To be sure, it's not unusual to hire actors to appear in commercials -- it is, in fact, the norm -- but the AFP attack ad could have featured real Louisianans. Indeed, the state is presumably filled with angry people who, according to the commercial, have seen increased premiums and lost coverage. There's ample reason to believe these enraged throngs don't actually exist in reality, but maybe they're out there somewhere.
So why not feature them instead of actors?
"Hiring professional actors to impersonate Louisiana families is low even for the billionaire Koch brothers," Friends of Mary Landrieu Campaign Manager Adam Sullivan told ABC News. "If the Koch brothers had even a shred of credibility before launching their latest misleading ad campaign against Sen. Landrieu, they've surely lost it now."

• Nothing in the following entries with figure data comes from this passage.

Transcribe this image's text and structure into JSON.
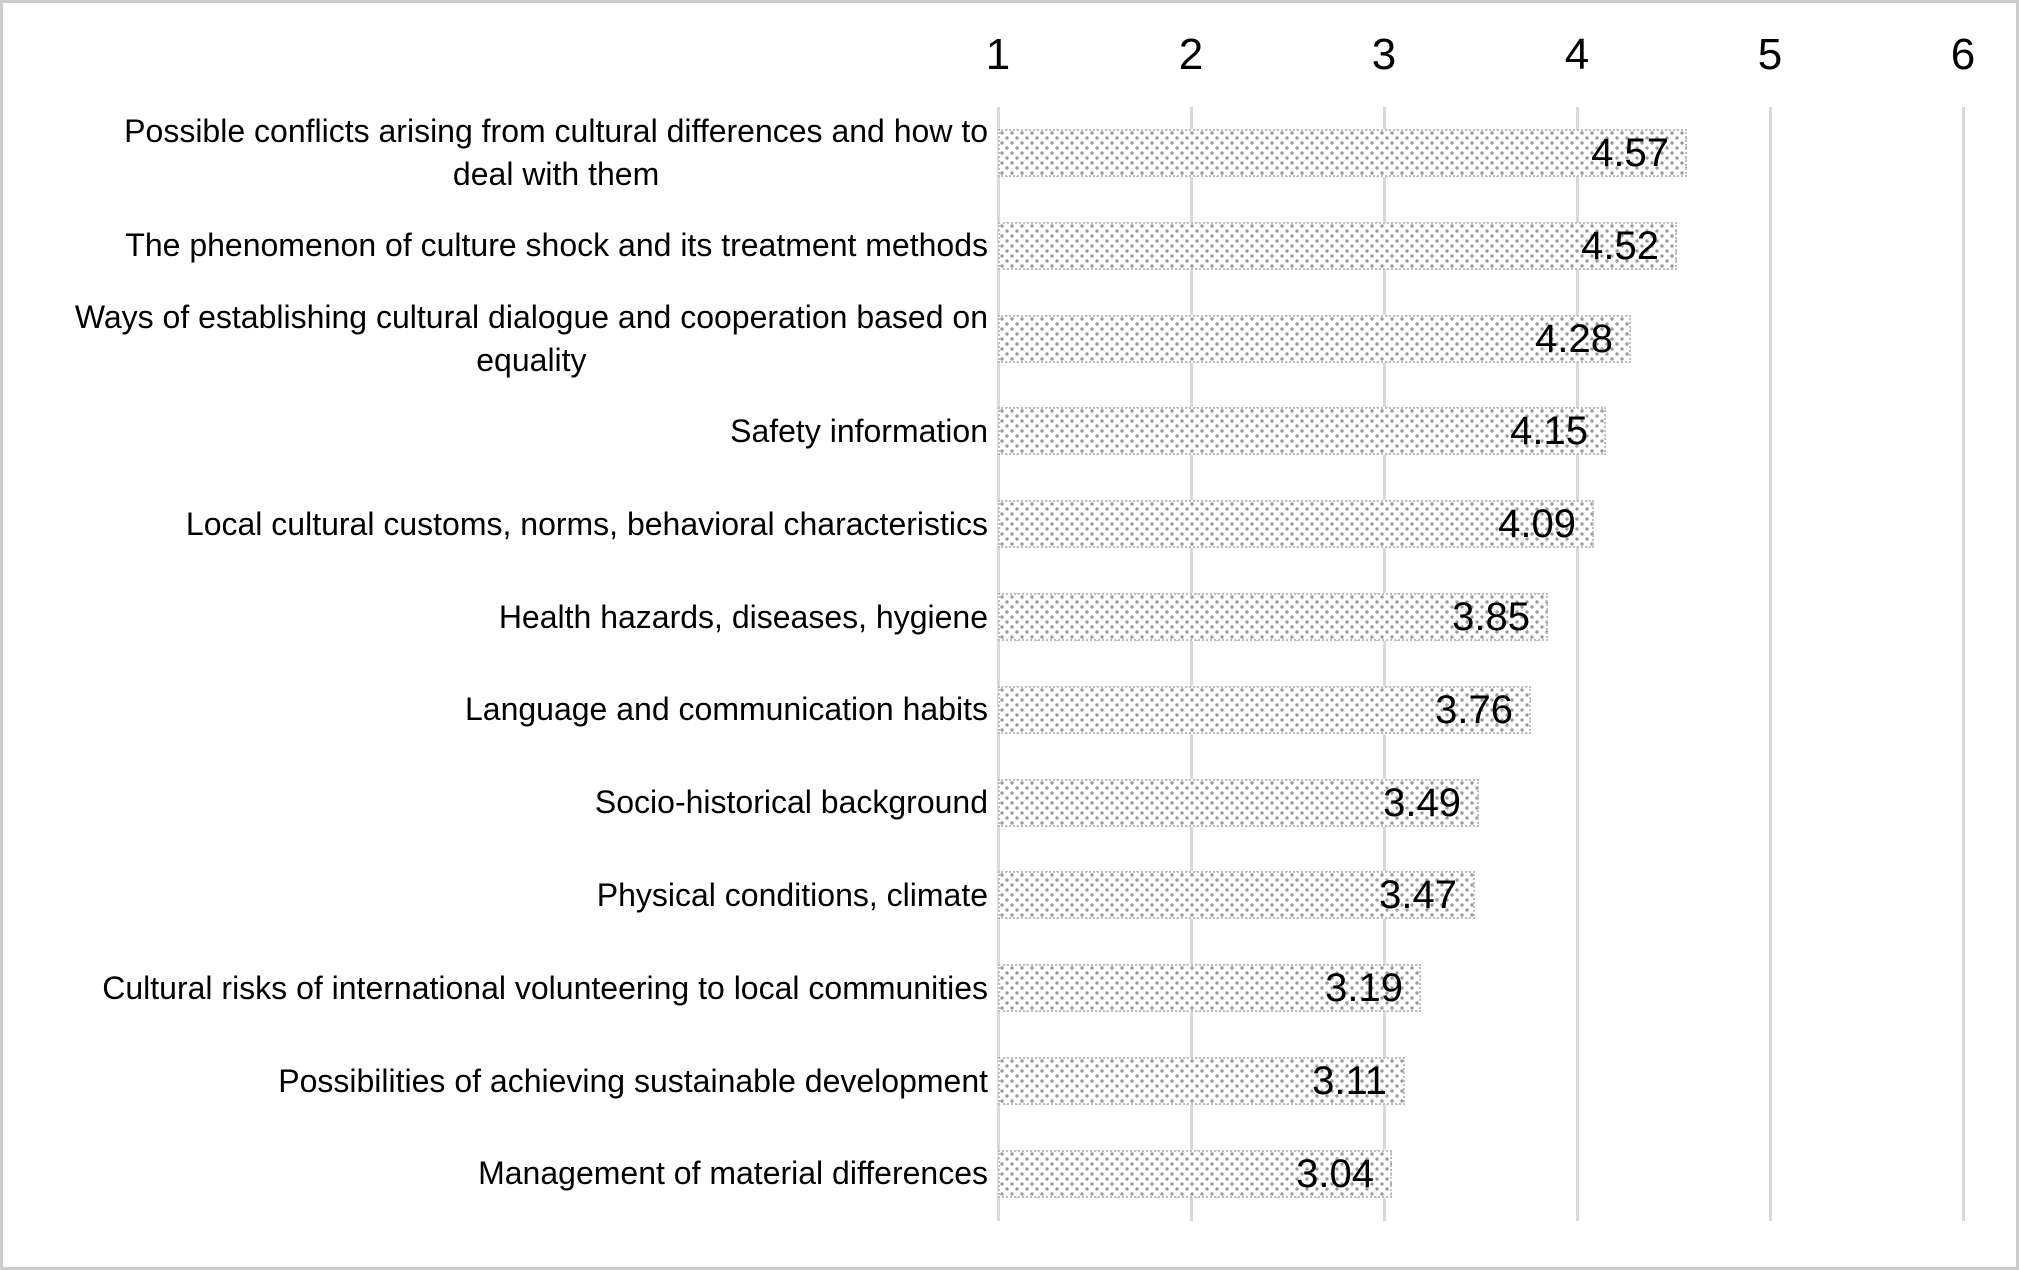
{
  "chart_data": {
    "type": "bar",
    "orientation": "horizontal",
    "title": "",
    "xlabel": "",
    "ylabel": "",
    "categories": [
      "Possible conflicts arising from cultural differences and how to deal with them",
      "The phenomenon of culture shock and its treatment methods",
      "Ways of establishing cultural dialogue and cooperation based on equality",
      "Safety information",
      "Local cultural customs, norms, behavioral characteristics",
      "Health hazards, diseases, hygiene",
      "Language and communication habits",
      "Socio-historical background",
      "Physical conditions, climate",
      "Cultural risks of international volunteering to local communities",
      "Possibilities of achieving sustainable development",
      "Management of material differences"
    ],
    "values": [
      4.57,
      4.52,
      4.28,
      4.15,
      4.09,
      3.85,
      3.76,
      3.49,
      3.47,
      3.19,
      3.11,
      3.04
    ],
    "value_labels": [
      "4.57",
      "4.52",
      "4.28",
      "4.15",
      "4.09",
      "3.85",
      "3.76",
      "3.49",
      "3.47",
      "3.19",
      "3.11",
      "3.04"
    ],
    "xlim": [
      1,
      6
    ],
    "x_ticks": [
      "1",
      "2",
      "3",
      "4",
      "5",
      "6"
    ],
    "tick_position": "top",
    "grid": "vertical gridlines only",
    "legend": "none",
    "bar_style": "white fill with gray polka-dot pattern and dotted outline, data labels inside right end of bars",
    "colors": {
      "bar_dot": "#9a9a9a",
      "bar_outline": "#bfbfbf",
      "gridline": "#d9d9d9",
      "text": "#000000",
      "figure_border": "#cccccc",
      "background": "#ffffff"
    }
  },
  "axis": {
    "ticks": [
      "1",
      "2",
      "3",
      "4",
      "5",
      "6"
    ]
  },
  "rows": [
    {
      "label": "Possible conflicts arising from cultural differences and how to\ndeal with them",
      "value": 4.57,
      "value_label": "4.57"
    },
    {
      "label": "The phenomenon of culture shock and its treatment methods",
      "value": 4.52,
      "value_label": "4.52"
    },
    {
      "label": "Ways of establishing cultural dialogue and cooperation based on\nequality",
      "value": 4.28,
      "value_label": "4.28"
    },
    {
      "label": "Safety information",
      "value": 4.15,
      "value_label": "4.15"
    },
    {
      "label": "Local cultural customs, norms, behavioral characteristics",
      "value": 4.09,
      "value_label": "4.09"
    },
    {
      "label": "Health hazards, diseases, hygiene",
      "value": 3.85,
      "value_label": "3.85"
    },
    {
      "label": "Language and communication habits",
      "value": 3.76,
      "value_label": "3.76"
    },
    {
      "label": "Socio-historical background",
      "value": 3.49,
      "value_label": "3.49"
    },
    {
      "label": "Physical conditions, climate",
      "value": 3.47,
      "value_label": "3.47"
    },
    {
      "label": "Cultural risks of international volunteering to local communities",
      "value": 3.19,
      "value_label": "3.19"
    },
    {
      "label": "Possibilities of achieving sustainable development",
      "value": 3.11,
      "value_label": "3.11"
    },
    {
      "label": "Management of material differences",
      "value": 3.04,
      "value_label": "3.04"
    }
  ]
}
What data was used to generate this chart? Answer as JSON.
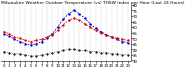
{
  "title": "Milwaukee Weather Outdoor Temperature (vs) THSW Index per Hour (Last 24 Hours)",
  "hours": [
    0,
    1,
    2,
    3,
    4,
    5,
    6,
    7,
    8,
    9,
    10,
    11,
    12,
    13,
    14,
    15,
    16,
    17,
    18,
    19,
    20,
    21,
    22,
    23
  ],
  "outdoor_temp": [
    56,
    54,
    51,
    50,
    48,
    47,
    48,
    49,
    51,
    53,
    57,
    62,
    66,
    68,
    66,
    63,
    60,
    57,
    55,
    53,
    51,
    50,
    49,
    48
  ],
  "thsw_index": [
    54,
    52,
    49,
    47,
    45,
    44,
    45,
    47,
    50,
    54,
    60,
    67,
    72,
    75,
    72,
    68,
    63,
    59,
    56,
    53,
    51,
    49,
    47,
    46
  ],
  "dew_point": [
    38,
    37,
    36,
    36,
    35,
    34,
    34,
    35,
    36,
    37,
    38,
    39,
    40,
    40,
    39,
    39,
    38,
    38,
    37,
    37,
    36,
    36,
    35,
    35
  ],
  "temp_color": "#dd0000",
  "thsw_color": "#0000cc",
  "dew_color": "#000000",
  "bg_color": "#ffffff",
  "grid_color": "#888888",
  "ylim": [
    30,
    80
  ],
  "yticks": [
    30,
    35,
    40,
    45,
    50,
    55,
    60,
    65,
    70,
    75,
    80
  ],
  "title_fontsize": 3.2,
  "tick_fontsize": 2.8,
  "linewidth": 0.6,
  "markersize": 1.4
}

Of course, there's a larger context to this. Landrieu is in a tough, red state re-election fight, so state residents should expect to see plenty of attack ads between now and then fall, but that's not all that's going on in the Pelican State right now.
Greg Sargent raised an important point yesterday.

The Koch-backed Americans for Prosperity is also planning to lobby state legislators hard to oppose the Medicaid expansion, which is supported by Senator Landrieu and will be debated by the state legislature this spring. Supporters say it could expand coverage to up to 300,000 people. In short, Americans for Prosperity is up with a major TV ad buy featuring fake victims of Obamacare, while planning a major lobbying effort to block Obamacare's benefits from reaching untold numbers of real people.

For their part, Louisiana Democrats recognize that Medicaid expansion is an uphill climb as a legislative matter, but party leaders told Greg they hope to get the issue onto the statewide ballot on Election Day 2014.